Melk was a (subcamp of Mauthausen located approximately 100 km to the east of Linz (Austria). It was established
January 11, 1944.
Its main purpose was to provide forced
labor for the different tunneling projects in the surrounding hills.
The hills consisted of fine sand and quartz. Due to this, a vast number
of prisoners were buried alive beneath cave-ins while working inside.
The inmates of the camp were of all nationalities.

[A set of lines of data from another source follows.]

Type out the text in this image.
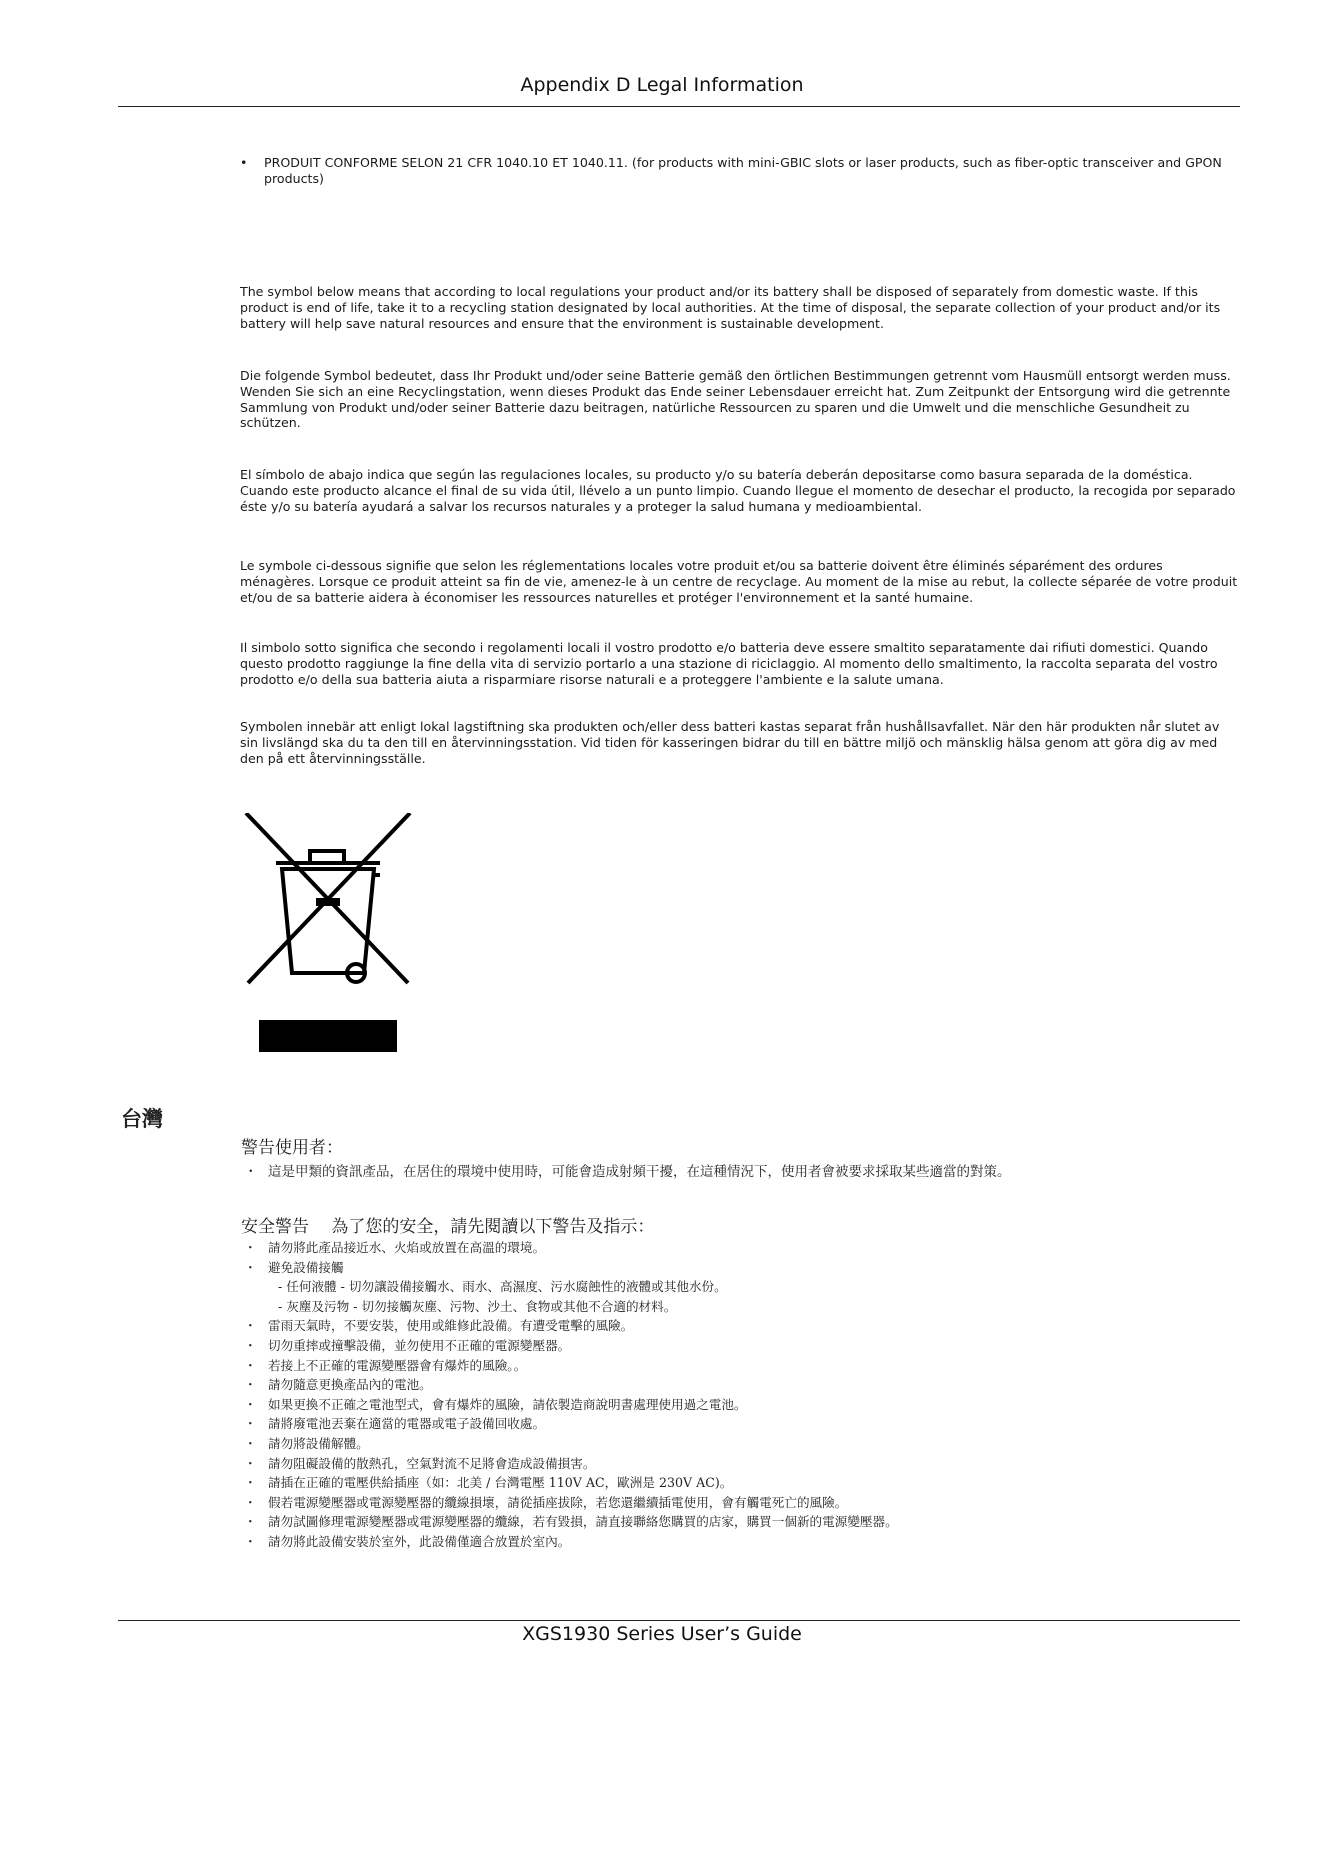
Appendix D Legal Information
• PRODUIT CONFORME SELON 21 CFR 1040.10 ET 1040.11. (for products with mini-GBIC slots or laser products, such as fiber-optic transceiver and GPON products)

The symbol below means that according to local regulations your product and/or its battery shall be disposed of separately from domestic waste. If this product is end of life, take it to a recycling station designated by local authorities. At the time of disposal, the separate collection of your product and/or its battery will help save natural resources and ensure that the environment is sustainable development.

Die folgende Symbol bedeutet, dass Ihr Produkt und/oder seine Batterie gemäß den örtlichen Bestimmungen getrennt vom Hausmüll entsorgt werden muss. Wenden Sie sich an eine Recyclingstation, wenn dieses Produkt das Ende seiner Lebensdauer erreicht hat. Zum Zeitpunkt der Entsorgung wird die getrennte Sammlung von Produkt und/oder seiner Batterie dazu beitragen, natürliche Ressourcen zu sparen und die Umwelt und die menschliche Gesundheit zu schützen.

El símbolo de abajo indica que según las regulaciones locales, su producto y/o su batería deberán depositarse como basura separada de la doméstica. Cuando este producto alcance el final de su vida útil, llévelo a un punto limpio. Cuando llegue el momento de desechar el producto, la recogida por separado éste y/o su batería ayudará a salvar los recursos naturales y a proteger la salud humana y medioambiental.

Le symbole ci-dessous signifie que selon les réglementations locales votre produit et/ou sa batterie doivent être éliminés séparément des ordures ménagères. Lorsque ce produit atteint sa fin de vie, amenez-le à un centre de recyclage. Au moment de la mise au rebut, la collecte séparée de votre produit et/ou de sa batterie aidera à économiser les ressources naturelles et protéger l'environnement et la santé humaine.

Il simbolo sotto significa che secondo i regolamenti locali il vostro prodotto e/o batteria deve essere smaltito separatamente dai rifiuti domestici. Quando questo prodotto raggiunge la fine della vita di servizio portarlo a una stazione di riciclaggio. Al momento dello smaltimento, la raccolta separata del vostro prodotto e/o della sua batteria aiuta a risparmiare risorse naturali e a proteggere l'ambiente e la salute umana.

Symbolen innebär att enligt lokal lagstiftning ska produkten och/eller dess batteri kastas separat från hushållsavfallet. När den här produkten når slutet av sin livslängd ska du ta den till en återvinningsstation. Vid tiden för kasseringen bidrar du till en bättre miljö och mänsklig hälsa genom att göra dig av med den på ett återvinningsställe.

台灣
警告使用者：
・ 這是甲類的資訊產品，在居住的環境中使用時，可能會造成射頻干擾，在這種情況下，使用者會被要求採取某些適當的對策。
安全警告　 為了您的安全，請先閱讀以下警告及指示：
・ 請勿將此產品接近水、火焰或放置在高溫的環境。
・ 避免設備接觸
- 任何液體 - 切勿讓設備接觸水、雨水、高濕度、污水腐蝕性的液體或其他水份。
- 灰塵及污物 - 切勿接觸灰塵、污物、沙土、食物或其他不合適的材料。
・ 雷雨天氣時，不要安裝，使用或維修此設備。有遭受電擊的風險。
・ 切勿重摔或撞擊設備，並勿使用不正確的電源變壓器。
・ 若接上不正確的電源變壓器會有爆炸的風險。。
・ 請勿隨意更換產品內的電池。
・ 如果更換不正確之電池型式，會有爆炸的風險，請依製造商說明書處理使用過之電池。
・ 請將廢電池丟棄在適當的電器或電子設備回收處。
・ 請勿將設備解體。
・ 請勿阻礙設備的散熱孔，空氣對流不足將會造成設備損害。
・ 請插在正確的電壓供給插座（如：北美 / 台灣電壓 110V AC，歐洲是 230V AC)。
・ 假若電源變壓器或電源變壓器的纜線損壞，請從插座拔除，若您還繼續插電使用，會有觸電死亡的風險。
・ 請勿試圖修理電源變壓器或電源變壓器的纜線，若有毀損，請直接聯絡您購買的店家，購買一個新的電源變壓器。
・ 請勿將此設備安裝於室外，此設備僅適合放置於室內。
XGS1930 Series User’s Guide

No single nationality was dominant. There were Poles, Hungarians, Yugoslavs,
French, Italians and Czechs.
A gas chamber was built and well camouflaged. The chamber was actually better built
and planned than that at Mauthausen.
It was built of brick with double walls 25 cm. apart, the inner walls
being tiled like a bathroom. The double walls acted as sound proofing
so that the screams of the dying would not have been heard by passing
prisoners or by the general public. Fortunately the war ended before
the chamber became active.
Melk also had its own crematorium. Its tall smoke stack,
pointing like a finger to the sky, was an obvious landmark. It covered
a large area and its design was an improvement on those of Mauthausen,
Gusen and Ebensee. Adjoing
the crematorium was a mortuary which was well ventilated and well tiled.

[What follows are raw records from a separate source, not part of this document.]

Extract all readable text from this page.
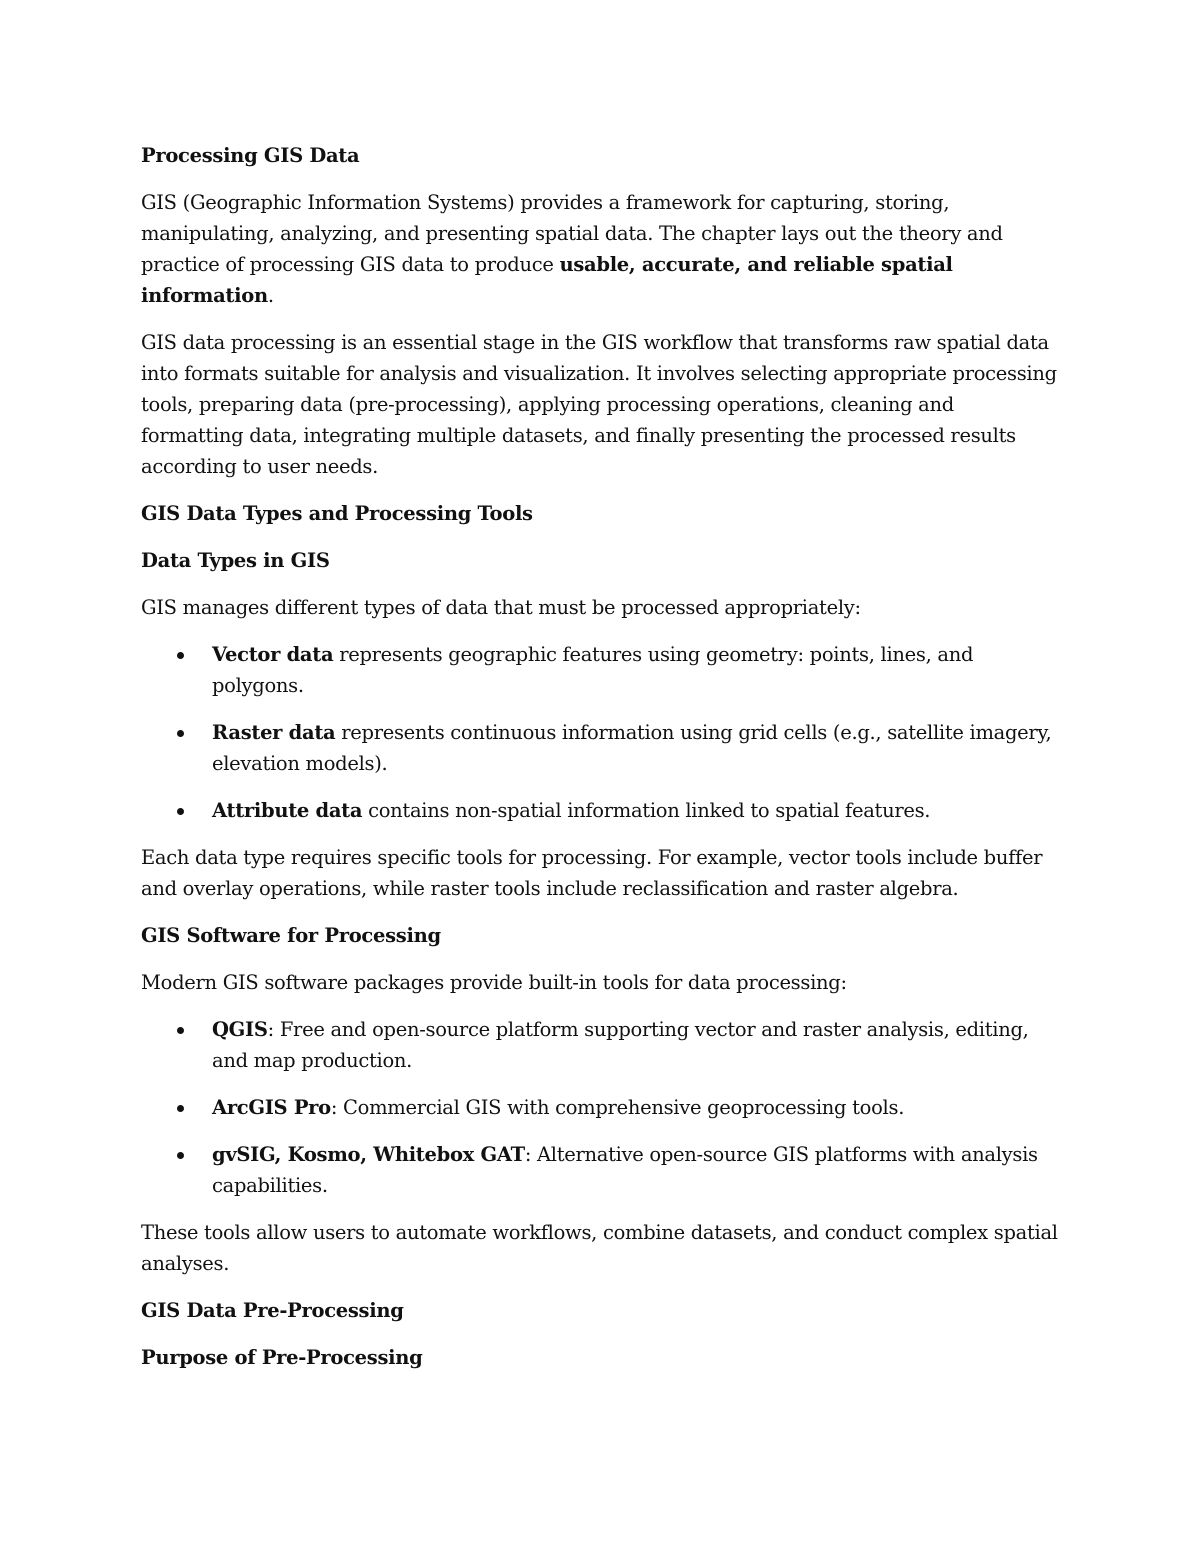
Processing GIS Data

GIS (Geographic Information Systems) provides a framework for capturing, storing, manipulating, analyzing, and presenting spatial data. The chapter lays out the theory and practice of processing GIS data to produce usable, accurate, and reliable spatial information.

GIS data processing is an essential stage in the GIS workflow that transforms raw spatial data into formats suitable for analysis and visualization. It involves selecting appropriate processing tools, preparing data (pre-processing), applying processing operations, cleaning and formatting data, integrating multiple datasets, and finally presenting the processed results according to user needs.

GIS Data Types and Processing Tools
Data Types in GIS

GIS manages different types of data that must be processed appropriately:

Vector data represents geographic features using geometry: points, lines, and polygons.
Raster data represents continuous information using grid cells (e.g., satellite imagery, elevation models).
Attribute data contains non-spatial information linked to spatial features.

Each data type requires specific tools for processing. For example, vector tools include buffer and overlay operations, while raster tools include reclassification and raster algebra.

GIS Software for Processing

Modern GIS software packages provide built-in tools for data processing:

QGIS: Free and open-source platform supporting vector and raster analysis, editing, and map production.
ArcGIS Pro: Commercial GIS with comprehensive geoprocessing tools.
gvSIG, Kosmo, Whitebox GAT: Alternative open-source GIS platforms with analysis capabilities.

These tools allow users to automate workflows, combine datasets, and conduct complex spatial analyses.

GIS Data Pre-Processing
Purpose of Pre-Processing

The average number of prisoners in Melk was about 8.000,
so it scarcely needed a gas chamber and crematorium of its own. The
reason for the building was that there were plans to eventually turn
Melk into an advanced extermination camp. In the summer months the crematorium
accounted for eight to sixteen deaths per day, while in the winter of
1944-45, the number increased to between 20-30 a day.
The Commandant of Melk was Obersturmbannfûhrer
Julius Ludolf. It is also known that at some period the infamous Untersturmbannfûhrer
Streitwieser held command. The construction works were under the supervision
of Obergruppenfûhrer Kammler and Obersturmfûhrer Schulz.
The Melk camp was established well within the bounds
of a large Wehrmacht garrison. Thus it was exposed to passing soldiers
and civilians. In fact it was quite possible to look down on the camp
and adjoining army barracks from the link roads which were on a higher
level. Even the crematorium entrance faced straight on to one of the
main Wehrmacht roads. Nothing was done to conceal the stench and atrocities
from the local inhabitants and soldiers.
As the German forces withdrew on all fronts, there
was increasing chaos in the areas which were still under Nazi control.
Even though the war was lost, the deportation trains and forced marches
still went on. Melk was one of the camps that received an extreme number
of these redeported prisoners. When the camp was finally liberated by
U.S. troops on May 5, 1945, the SS guards had fled leaving the camp in an unbelievable situation. The dead
and dying lay scattered all over the grounds and the final prisoner
count showed a population of over 14.000. The estimated number of victims
was approximately. 10,000 (not counting the unknown number which perished
in the tunnels).
Julius Ludolf was hanged in April 1947. Streitwieser,
Kammler and Schulz managed to escape.